Life Drawing Lesson 2
Finding and Depicting Subforms
In this lesson, we will develop figures drawn from life further by adding "Subforms" (the "lumps and bumps") to the general masses that we have been exploring as shapes and volumes in space in Lesson 1. The notes below go into some of the main ways you can use line to explore these subforms. This is very important to taking the knowledge from the anatomy course and applying it to figure drawing - which is the ultimate aim. How so? Well, the more that you know about anatomy, the more that you understand what these surface subforms come from, which ones matter, which ones to exaggerate to tell the story of the gesture, the action of the model. And this sense of prioritisation is what the language of drawing is really about.

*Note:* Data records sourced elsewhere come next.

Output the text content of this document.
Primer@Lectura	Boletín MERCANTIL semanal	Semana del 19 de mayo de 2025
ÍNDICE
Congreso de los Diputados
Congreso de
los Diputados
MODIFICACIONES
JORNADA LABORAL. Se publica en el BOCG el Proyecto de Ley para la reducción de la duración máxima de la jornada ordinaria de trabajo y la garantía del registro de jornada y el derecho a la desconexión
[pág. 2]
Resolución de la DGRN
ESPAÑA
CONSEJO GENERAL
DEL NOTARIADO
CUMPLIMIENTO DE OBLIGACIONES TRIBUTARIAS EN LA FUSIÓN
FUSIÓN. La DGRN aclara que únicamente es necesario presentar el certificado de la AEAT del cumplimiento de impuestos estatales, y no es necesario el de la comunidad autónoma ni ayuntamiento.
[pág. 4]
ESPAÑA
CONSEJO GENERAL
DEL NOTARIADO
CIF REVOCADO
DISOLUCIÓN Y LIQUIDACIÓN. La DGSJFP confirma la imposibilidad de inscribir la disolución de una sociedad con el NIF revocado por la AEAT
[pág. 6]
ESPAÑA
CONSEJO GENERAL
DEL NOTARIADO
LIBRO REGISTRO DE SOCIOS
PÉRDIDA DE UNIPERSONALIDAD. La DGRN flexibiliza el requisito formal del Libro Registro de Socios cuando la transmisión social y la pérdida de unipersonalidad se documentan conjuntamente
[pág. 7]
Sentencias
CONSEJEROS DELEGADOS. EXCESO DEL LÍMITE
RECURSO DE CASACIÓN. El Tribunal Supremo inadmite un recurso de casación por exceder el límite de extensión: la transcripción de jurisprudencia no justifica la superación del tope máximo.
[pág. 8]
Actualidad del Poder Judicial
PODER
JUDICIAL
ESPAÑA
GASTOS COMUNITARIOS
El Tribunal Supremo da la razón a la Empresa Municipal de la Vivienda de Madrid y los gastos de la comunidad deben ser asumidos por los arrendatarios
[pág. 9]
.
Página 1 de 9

To explain this further, lets consider an example. When you identify and notate, over many drawings, the location of a particular bony landmark, such as an epicondyle of the humerus, you add to the database in your mind what that landmark looks like from various positions. You develop a sense of what the position of that landmark means for the orientation of the whole mass of the upper arm, and for the surrounding soft tissue. You become friends with this surface bump - it helps you find what is going on, and your notation can grow in authority, your drawing becomes more vital, more compelling, more three dimensional, more accurate. You begin to look for this landmark and others to grasp the essentials of the figure rather than merely replicating the edges or patches of tone. The question we turn to in this lesson is how to notate that lump and the ones surrounding it efficiently and with consideration for the whole form.
1. Valley plane breaks - loop around subforms.
Subforms could be defined as the convex volume between two valley plane breaks, and usually show up in our observation of the figure as more abrupt changes of half tone.
For example, in the linear study by Michelangelo of the Libyan Sibyl, the bottom edge of the deltoid is shown as a line following the lowest point of the valley before the Triceps begins. In the more rendered drawing, this line becomes the lower edge of a region of tone. In both cases the valley plane break is depicted with subtlety - it varies in hardness or softness along its length, as the surface varies.
2. Peak plane breaks and cross contours of subforms
Just as you did with the main plane breaks and cross contours of the main masses, you can also define the subforms with equivalent lines. This will often show how the subforms vary in spatial orientation to the mainforms.
3. Hierarchyof lines to define form
-the orientation of the main masses
-the location of the subforms by looping through the valley plane breaks that define them
-the planes and cross contours of the subforms
...it becomes more clear how one horizon contour runs in front or behind another. Notating this overlap, particularly when one is careful to make the strength of these overlaps appropriately subtle or strong is a very powerful way to communicate form through line. When these edges are defined more darkly than the cross contouring and plane breaks they work in unison. Sometimes a horizon contour can be made to flow into a cross contour or valley plane break between subforms to powerfully and simply define form.
- Heaviest : Horizon Lines
- Slightly lighter: creases/ and also at T-intersections where horizon lines are fading into valley plane breaks, or where an horizon line is tucking behind another.
-Medium to light lines: valley plane breaks - the deeper and more distinct, the stronger the line should be - but never as strong as an horizon line
- Light: Very subtle valley plane breaks, peak plane breaks (where the plane break is external such as the front to the side planes of the nose.)
-Very Light: Cross contours, also centrelines where they are not distinct on the figure
What is the point of all this?
The process of cross contouring and investigating the way lines overlap, as well as weighting lines according to their significance as horizons or relative strength as valley plane breaks, trains you to “feel form” with your lines, and leads to better line quality. Line quality here means the power of your lines to describe form. Over time this can lead to a very efficient, sculptural description of form in line. To see the difference, turn to the next two diagrams and compare the blocked in stage to the final linear description with weighted lines. Note that with practise it is possible to draw this stage quite directly, resulting in a very direct engagement with form.
Note that this does not mean that you are limited to a linear depiction of form - rendering can be gradually added to a well orchestrated linear drawing so that lines defining valley and peak plane breaks gradually become lost and their position is defined by patches of rendering instead. This means the drawing gradually begins to look more tonal, and relies for the depiction of form more on tone than on line.
You can see how this kind of linear depiction of form can then inform work begun more tonally as well. Therefore it is wise to practise both ways of beginning a drawing.
In later lessons, we will explore methods of rendering further.